If that's your case you should not use that web site in an iframe unless you've got authorization from them. Once you get it, ask them for a URL that does work inside an iframe
Authentication does not work

Try authenticating manually using the process described in a previous section. Use the same user and password that the iframe portlet is using.

To find out which user and password the iframe portlet is using check:

    * Basic authentication: look at the HTML source code of the page with the portlet and check the SRC attribute of the IFRAME tag.
    * Form authentication: Switch the configuration to basic auth and follow the above procedure.

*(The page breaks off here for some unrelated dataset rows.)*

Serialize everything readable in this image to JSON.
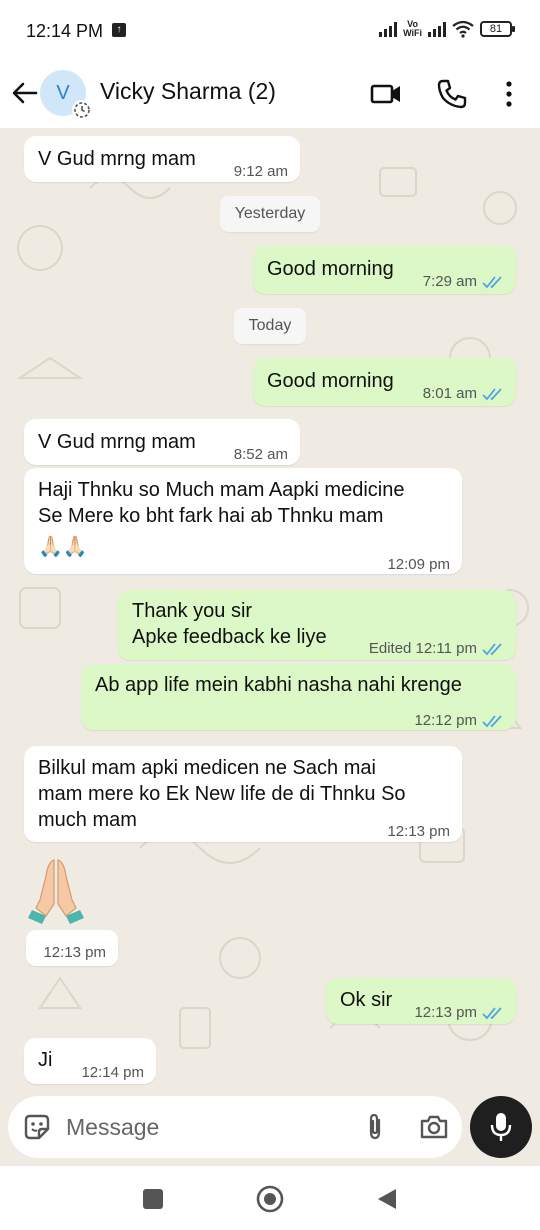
{
  "status_bar": {
    "time": "12:14 PM",
    "vowifi_top": "Vo",
    "vowifi_bottom": "WiFi",
    "battery": "81"
  },
  "header": {
    "back_icon": "arrow-left-icon",
    "avatar_letter": "V",
    "contact_name": "Vicky Sharma (2)",
    "actions": [
      "video-call-icon",
      "phone-icon",
      "more-vert-icon"
    ]
  },
  "chat": {
    "messages": [
      {
        "dir": "in",
        "text": "V Gud mrng mam",
        "time": "9:12 am"
      },
      {
        "type": "date",
        "label": "Yesterday"
      },
      {
        "dir": "out",
        "text": "Good morning",
        "time": "7:29 am",
        "read": true
      },
      {
        "type": "date",
        "label": "Today"
      },
      {
        "dir": "out",
        "text": "Good morning",
        "time": "8:01 am",
        "read": true
      },
      {
        "dir": "in",
        "text": "V Gud mrng mam",
        "time": "8:52 am"
      },
      {
        "dir": "in",
        "line1": "Haji Thnku so Much mam Aapki medicine",
        "line2": "Se Mere ko bht fark hai ab Thnku mam",
        "emoji": "🙏🏻🙏🏻",
        "time": "12:09 pm"
      },
      {
        "dir": "out",
        "line1": "Thank you sir",
        "line2": "Apke feedback ke liye",
        "time": "Edited 12:11 pm",
        "read": true
      },
      {
        "dir": "out",
        "text": "Ab app life mein kabhi nasha  nahi krenge",
        "time": "12:12 pm",
        "read": true
      },
      {
        "dir": "in",
        "line1": "Bilkul mam apki medicen ne Sach mai",
        "line2": "mam mere ko Ek New life de di Thnku So",
        "line3": "much mam",
        "time": "12:13 pm"
      },
      {
        "dir": "in",
        "emoji_only": "folded-hands-icon",
        "time": "12:13 pm"
      },
      {
        "dir": "out",
        "text": "Ok sir",
        "time": "12:13 pm",
        "read": true
      },
      {
        "dir": "in",
        "text": "Ji",
        "time": "12:14 pm"
      }
    ]
  },
  "composer": {
    "placeholder": "Message",
    "icons": [
      "sticker-icon",
      "attach-icon",
      "camera-icon",
      "mic-icon"
    ]
  },
  "navbar": {
    "buttons": [
      "recents-button",
      "home-button",
      "back-nav-button"
    ]
  },
  "colors": {
    "incoming": "#ffffff",
    "outgoing": "#dcf8c6",
    "chat_bg": "#efeae2",
    "read_ticks": "#4fa3e0"
  }
}
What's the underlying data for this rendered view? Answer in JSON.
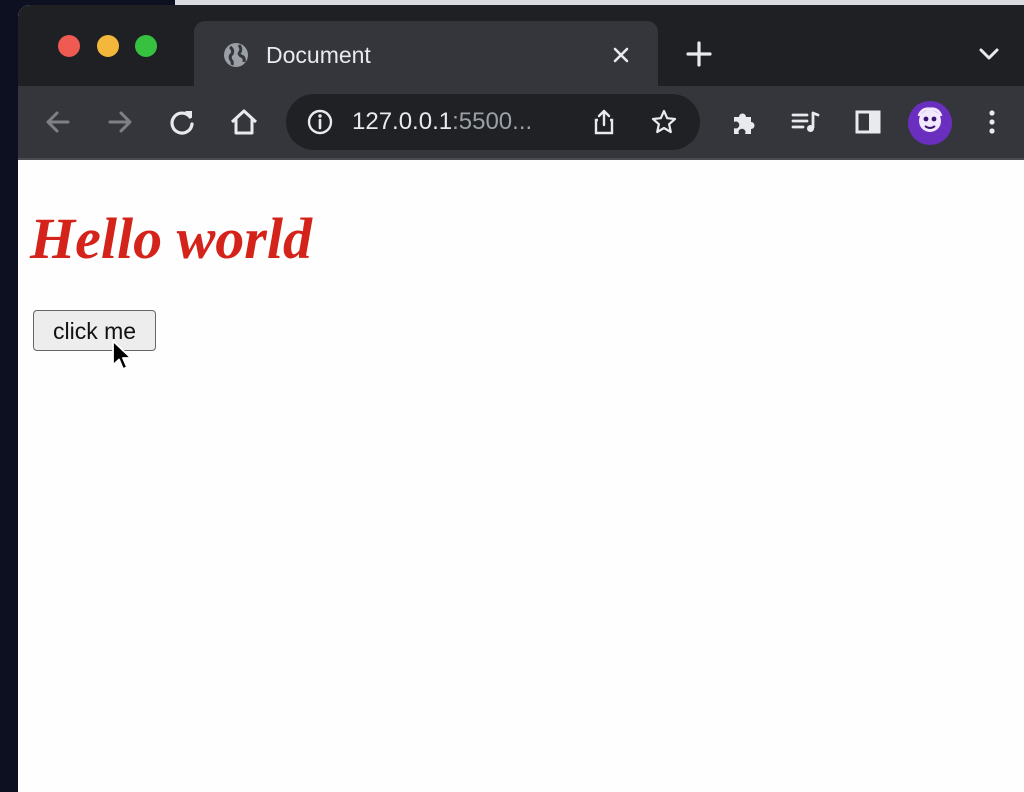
{
  "browser": {
    "tab": {
      "title": "Document"
    },
    "address_bar": {
      "host": "127.0.0.1",
      "rest": ":5500..."
    },
    "colors": {
      "frame": "#1f2024",
      "toolbar": "#35363b",
      "omnibox": "#202124",
      "avatar": "#6b2fbf"
    }
  },
  "page": {
    "heading": "Hello world",
    "button_label": "click me",
    "heading_color": "#d4231a"
  }
}
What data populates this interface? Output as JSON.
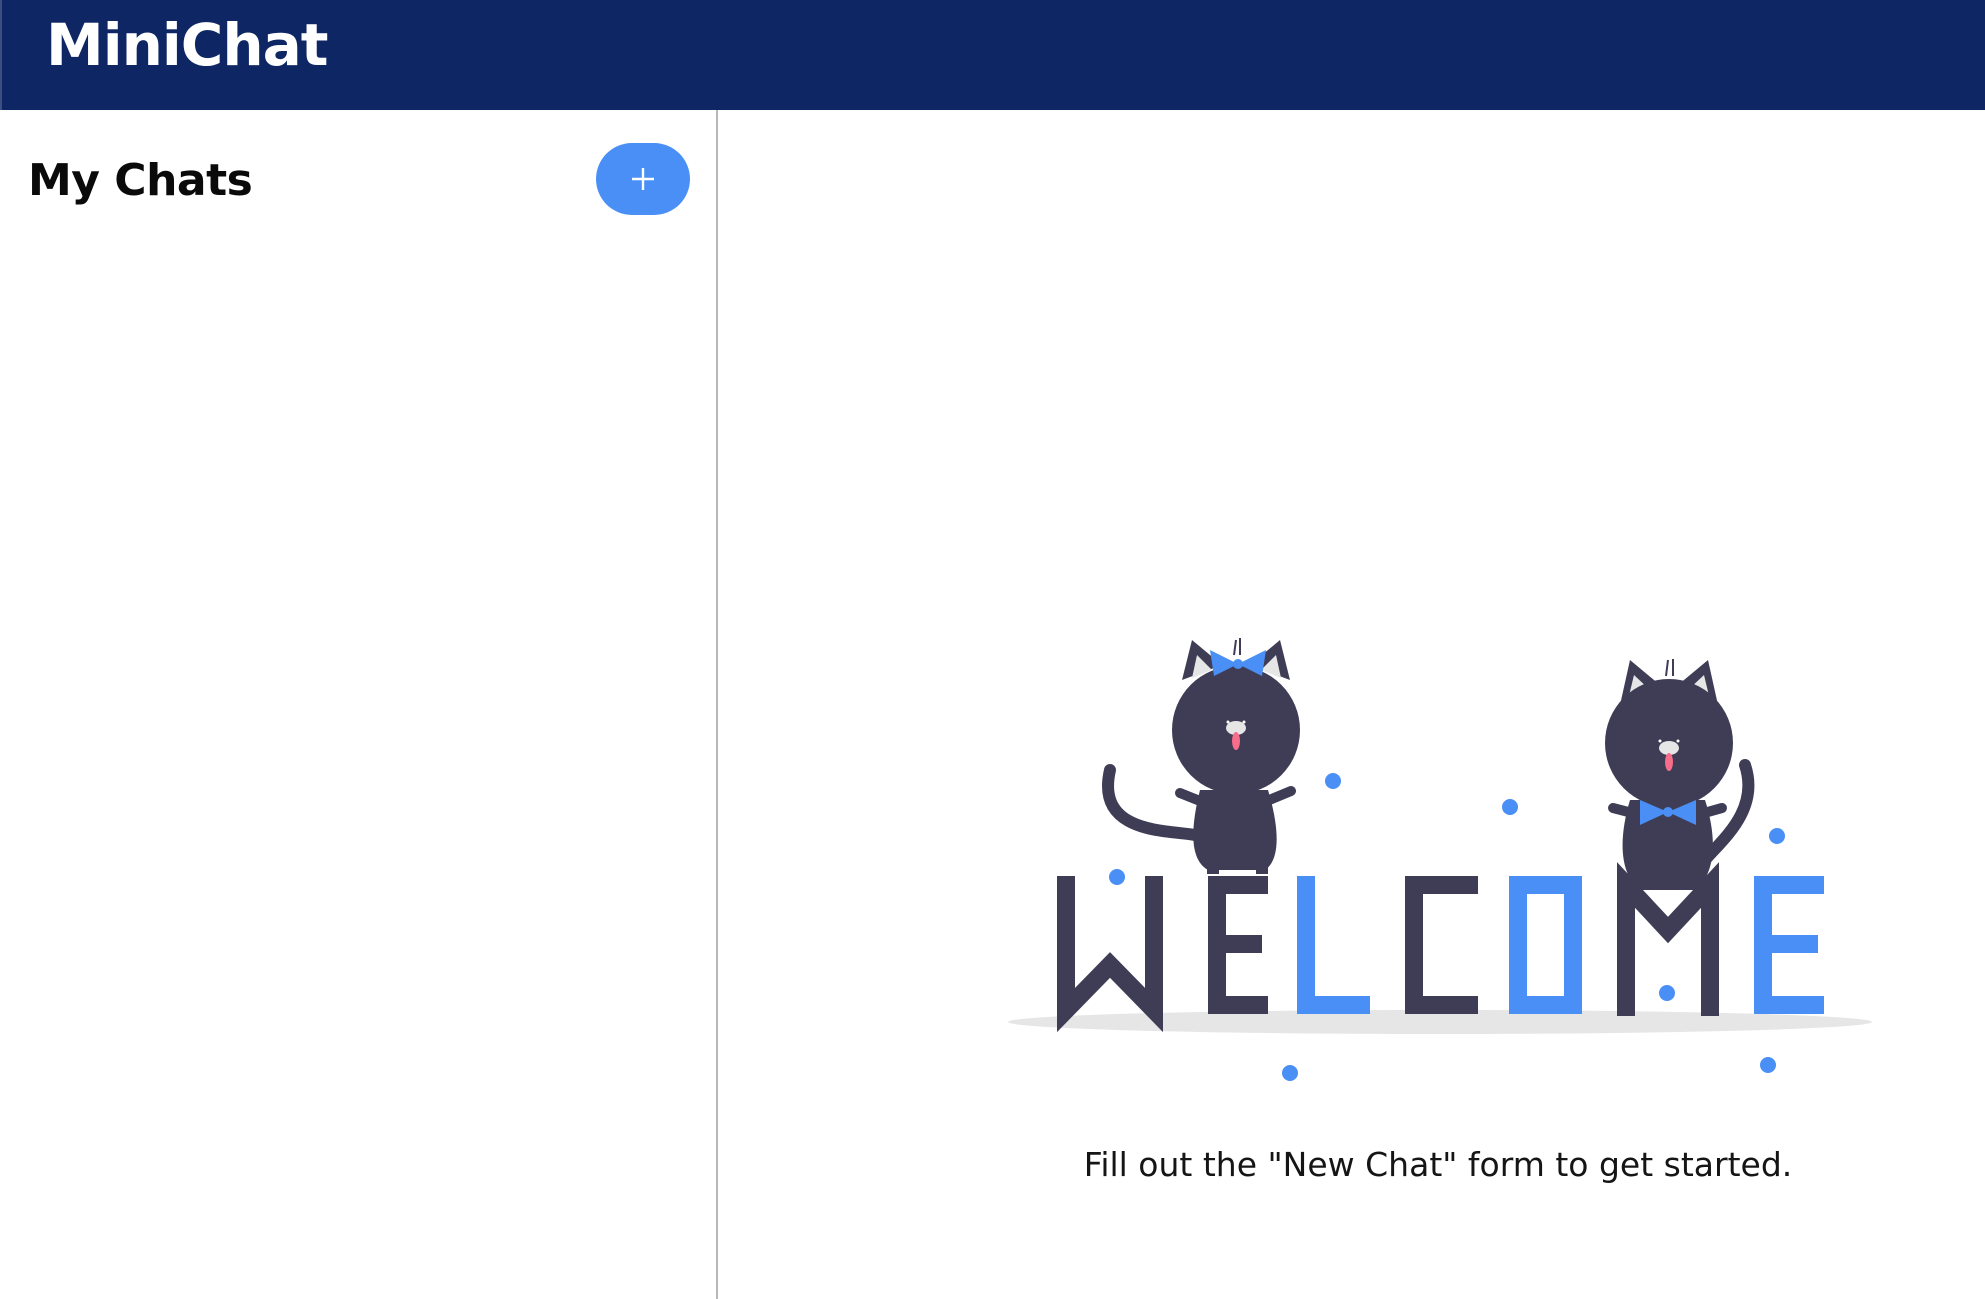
{
  "header": {
    "app_title": "MiniChat"
  },
  "sidebar": {
    "title": "My Chats",
    "new_chat_icon": "plus-icon"
  },
  "main": {
    "illustration_word": "WELCOME",
    "empty_state_message": "Fill out the \"New Chat\" form to get started."
  },
  "colors": {
    "header_bg": "#0e2764",
    "accent": "#4a8ff5",
    "cat": "#3f3d56"
  }
}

Then set the configuration back to Form authentication.

Basic Authenticacion in iexplorer does not work

Corné|Corné 12:27, 13 May 2008 (PDT) Since IE 7 this is default behaviour; http://support.microsoft.com/kb/834489 Setting the header with Authorization: Basic QWxhZGRpbjpvcGVuIHNlc2FtZQ== would be a better solution something like;

 <% 
 String userName = StringPool.BLANK;
 String passWord = StringPool.BLANK;
 for (int i = 0; i < hiddenVariablesArray.length; i++) {
 	String hiddenValue = StringPool.BLANK;
 	int pos = hiddenVariablesArray[i].indexOf(StringPool.EQUAL);
  
 	 if (pos != -1) {
 		hiddenValue = hiddenVariablesArray[i].substring(pos + 1, hiddenVariablesArray[i].length());
 		if(i==0)
 			userName = hiddenValue;
  		if(i==1)
 			passWord = hiddenValue;
 	}
 }
 
 response.setHeader("Authorization", "Basic "+com.liferay.portal.kernel.util.Base64.encode( new String(userName+":"+passWord).getBytes()));
 response.sendRedirect(src); 
 response.flushBuffer();
 %>

Maybe is your navigator who does not permit basic autentication, to find out if it does, look at windows registry for

HKEY_LOCALMACHINE\SOFTWARE\Microsoft\Internet Explorer\Main\FeatureControl\FEATURE_HTTP_USERNAME_PASSWORD_DISABLE\iexplore.exe HKEY_LOCALMACHINE\SOFTWARE\Microsoft\Internet Explorer\Main\FeatureControl\FEATURE_HTTP_USERNAME_PASSWORD_DISABLE\explore.exe

HKEY_CURRENT_USER\SOFTWARE\Microsoft\Internet Explorer\Main\FeatureControl\FEATURE_HTTP_USERNAME_PASSWORD_DISABLE\iexplore.exe HKEY_CURRENT_USER\SOFTWARE\Microsoft\Internet Explorer\Main\FeatureControl\FEATURE_HTTP_USERNAME_PASSWORD_DISABLE\explore.exe

they should exist and have a REG_DWORD value of 0x00000000(0), if not, create or change their values to permit links in the form of http://user:password@www.domain.com

you can also try first with firefox navigator that has this feature enabled by default.